Krusedol Festival, Fruska Gora
Monastery of Annunciation to the Blessed Virgin Mary, Krusedol
The southern part of Serbia was under Ottoman control, but the northern part was ruled by the Austro-Hungarian Empire. That is why we noticed a huge difference in the architecture in different regions in Serbia. The first powerful neoclassic European architecture came in front of our eyes when we arrived in the small town Sremski Karlovci, the first impressions were beyond our expectations. Amazing baroque architecture, wide Pedestrian Street with restaurants, a fountain of 4 lions in the center, everything planned to perfection. Sremski Karlovci is just 8 km from the city of Novi Sad, where we plan to overnight next.

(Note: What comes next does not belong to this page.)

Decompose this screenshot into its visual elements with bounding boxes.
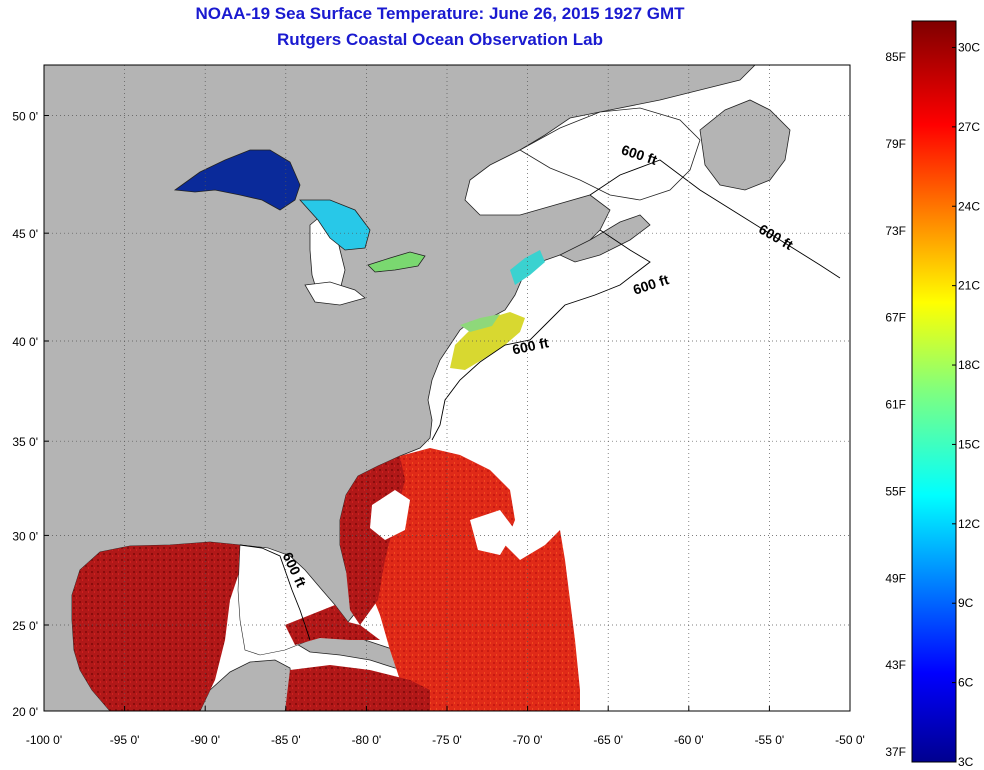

St. Nicholas Church in Sremski Karlovci
Sremski Karlovci, center
Novi Sad it’s the biggest town in the province Vojvodina, and the second biggest town in Serbia after the capital Belgrade. This wonderful city is full of life, nice parks, many restaurants, and cafe bars. The feeling was like we were in a city in Austria or Switzerland, definitely one of the finest and most modern cities in the Balkans. In the city center dominate churches built in baroque style. Perhaps the most beautiful amongst them is the Catholic Church dedicated to The Holy Name of Mary, situated right in the city square and is one of the most recognized structures in Novi Sad. At night we took a pleasant walk throughout the central pedestrian part in Novi Sad. In the middle of the central square, the crowd has surrounded a mobile basketball court. We were again lucky enough to watch the final match of basketball 3x3 tournament organized by FIBA. Serbians are known as good basketball players and basketball is the most popular sport around here. Serbia is a sports nation, with many successful players and teams. Number one worldwide known sport star definitely is the tennis player Novak Djokovic. The next morning we woke up still full of impressions from the previous events. But being in Novi Sad and not visiting Petrovaradin fortress would be not forgivable. So, we head there. Crossing one of the bridges on the Danube River, we found ourselves in front of the fortress. Petrovaradin fortress annually hosts one of the most popular music festivals in Europe “Exit”. The view from the fortress to the city of Novi Sad and the Danube River is breathtaking.
Da - Yes
Ne - No
Dovidzenja - Good bye
Zdravo - Hello
Hvala - Thank you
Kako si - How are you
Ziveli - Cheers
Prijatan dan - Have a nice day
Name of Mary Church in Novi Sad
We left Novi Sad with nice memories behind us and head towards the capital Belgrade. With a population of more than 2 million people, Belgrade is the biggest city in Serbia, built on the confluence of two big rivers, Danube and Sava. With the reputation of a city with the best nightlife in the world, Belgrade is a city that never sleeps or rests. We started with one of the biggest attractions, Kalemegdan fortress. The Citadel offers you a spectacular view of the Danube and Sava rivers. The travelers who want to learn more about Ex Yugoslavia, Belgrade is the right place. The Museum of Yugoslavia is the most visited museum in Serbia located in Belgrade here you can learn more about the Yugoslavian history and life of its famous leader Josip Broz Tito. The grave of Tito also called “The House of Flowers”, is in one of the museum buildings that were on our checklist. In Belgrade, we finished our journey to Serbia, full of pleasant memories, filled up with a lot of positive impressions. We say goodbye to Belgrade and Serbia for now, knowing that sooner or later we will visit it again.